Saying the only appropriate thing I could think of, I answered, "Uh, ok."

"Yeah, I'm gonna be a dragon AND an angel!" she said excitedly.

"Lily, you can't be a dragon and an angel," Madeline joined in, taking what would normally be the position allotted to her older brother. "Angels are messengers...FROM GOD! and you can't be both a dragon and an angel," she explained. "You would have to be a dragon first and THEN you can be an angel," she clarified.

Because clearly dragons are not capable of being God's messengers (sheesh, EVERYONE knows that!) but surely after Lily is done with dragon-hood, angel-dom will be a piece of cake....and sadly, I couldn't even support Lily on this because what am I going to say? "Now, now Madeline, Lily can be whatever she wants to be when she grows up."

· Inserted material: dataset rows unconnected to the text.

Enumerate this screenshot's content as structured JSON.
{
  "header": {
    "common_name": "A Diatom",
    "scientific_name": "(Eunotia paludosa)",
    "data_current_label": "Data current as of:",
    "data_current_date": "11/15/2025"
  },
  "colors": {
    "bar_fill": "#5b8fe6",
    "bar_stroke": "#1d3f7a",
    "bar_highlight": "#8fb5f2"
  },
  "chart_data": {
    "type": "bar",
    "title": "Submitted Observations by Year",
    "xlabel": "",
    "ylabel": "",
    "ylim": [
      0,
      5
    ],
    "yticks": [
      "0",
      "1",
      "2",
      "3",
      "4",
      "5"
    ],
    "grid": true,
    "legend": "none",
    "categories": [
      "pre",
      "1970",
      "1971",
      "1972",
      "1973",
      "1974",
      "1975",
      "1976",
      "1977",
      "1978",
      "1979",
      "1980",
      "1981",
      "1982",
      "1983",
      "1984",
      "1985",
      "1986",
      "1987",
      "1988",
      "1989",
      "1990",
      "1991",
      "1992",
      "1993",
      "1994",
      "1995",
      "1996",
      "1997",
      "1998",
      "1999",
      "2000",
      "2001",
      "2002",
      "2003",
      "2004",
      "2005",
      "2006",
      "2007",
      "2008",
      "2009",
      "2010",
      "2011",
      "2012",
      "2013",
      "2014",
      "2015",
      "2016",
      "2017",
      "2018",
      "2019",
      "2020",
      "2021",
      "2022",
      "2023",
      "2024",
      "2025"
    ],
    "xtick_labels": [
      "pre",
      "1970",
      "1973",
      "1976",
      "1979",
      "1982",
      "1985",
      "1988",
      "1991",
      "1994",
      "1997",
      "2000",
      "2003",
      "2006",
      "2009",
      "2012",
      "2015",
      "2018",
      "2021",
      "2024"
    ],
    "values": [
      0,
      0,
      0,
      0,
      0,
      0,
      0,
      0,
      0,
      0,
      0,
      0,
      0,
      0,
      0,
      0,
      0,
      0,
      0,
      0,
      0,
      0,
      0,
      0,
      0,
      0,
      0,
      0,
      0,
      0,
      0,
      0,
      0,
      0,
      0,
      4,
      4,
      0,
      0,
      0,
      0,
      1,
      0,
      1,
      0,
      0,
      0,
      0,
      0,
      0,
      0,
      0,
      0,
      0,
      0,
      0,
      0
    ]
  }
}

Right. I am just happy that she has moved away from wanting to be a stripedy skunk "without the stinky." Surely a dragon will be much easier to explain...


Speaking of future career paths, I do think I have an idea of what Liam might be when he grows up.

You see, we have created a bit of an issue for Liam. So, long ago the well meaning doctors told us to feed him whatever he would eat in order to help with weight gain. Now, although we lean toward the healthier options as much as possible, he eats all sorts of stuff, giving high preference to that which, um, backs him up a bit. So recently, he has suffered enormously by the inner workings of his bowels. Each movement sends him crying and squirming and leaves him just a little raw and at times, bloody. It is painful to even watch and he usually comes toddling over, crying, just trying to grab hold of any part of me that might lend relief.

When this first became an issue, I tried just holding him. Soon, I was actually assisting in the process, offering whatever vaseline might be laying around and keeping his knees back in a slightly birthing-like position. But then a few weeks ago, he came to me crying and my asking if he needed to use the potty was met with a very decisive head nod. Just like that we had instant potty training. Now, as he sits there holding onto me as if in some Lamaze video, we count 1-2-3 PUUUUUSH, he mimics my urgings and fairly quickly is relieved of his, um, burden. Thus, I believe he is prepping to be an Obstetrical Nurse, (or perhaps an OB Doctor as he will be just the right height for the catching!) or simply, a very good husband and labor support.

Perhaps he doesn't see this potty training approach as lemonade, but trust me, he isn't exactly offering up lemons either!